Vooral alles wat buiten het verwarmde woongedeelte zit, verdient aandacht, zoals de afvalwatertank en wateraftapkranen. Probeer ook een luikje of klep open te houden zodat de warme lucht bij de tank, boiler en klep kan komen. Maar ook alles binnenin de camper: wat op koude plekken ondergebracht is, loopt risico. Omdat alles bevriezingsgevaar loopt als de verwarming het begeeft, is het verstandig om van tevoren een noodoplossing te bedenken. In elk geval tijdig water aftappen, want als het eenmaal vriest, kan het te laat zijn. Vergeet daarbij niet de restjes in de waterpomp, zwanenhalzen, stankafsluiters en dergelijke. Bij sterke vorst kan je vermoedelijk het best alles aftappen en binnen gewoon een kleine drinkwaterjerrycan gebruiken.
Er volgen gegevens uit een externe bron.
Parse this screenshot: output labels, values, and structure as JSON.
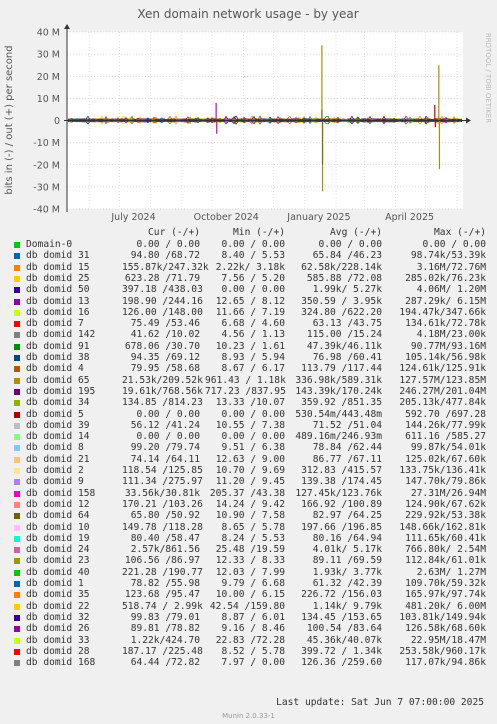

Speciale voorzieningen wintercampings
Echte wintercampings hebben vaak speciale voorzieningen, zoals de verhuur van grote gastanks, verwarmde ruimtes voor het drogen van skikleding, verwarmde toiletruimtes en een huiskamer. Vaak hebben wintercampings waterafvoer ter plekke, zodat de tankafvoerkraan open kan blijven. Het afvalwater opvangen in een emmer of bak en die steeds legen, kan natuurlijk ook. Overigens kan er dan ook ijsafzetting in de leiding ontstaan. Kranen en leidingen omwikkelen met elektrisch verwarmingband is ook een oplossing.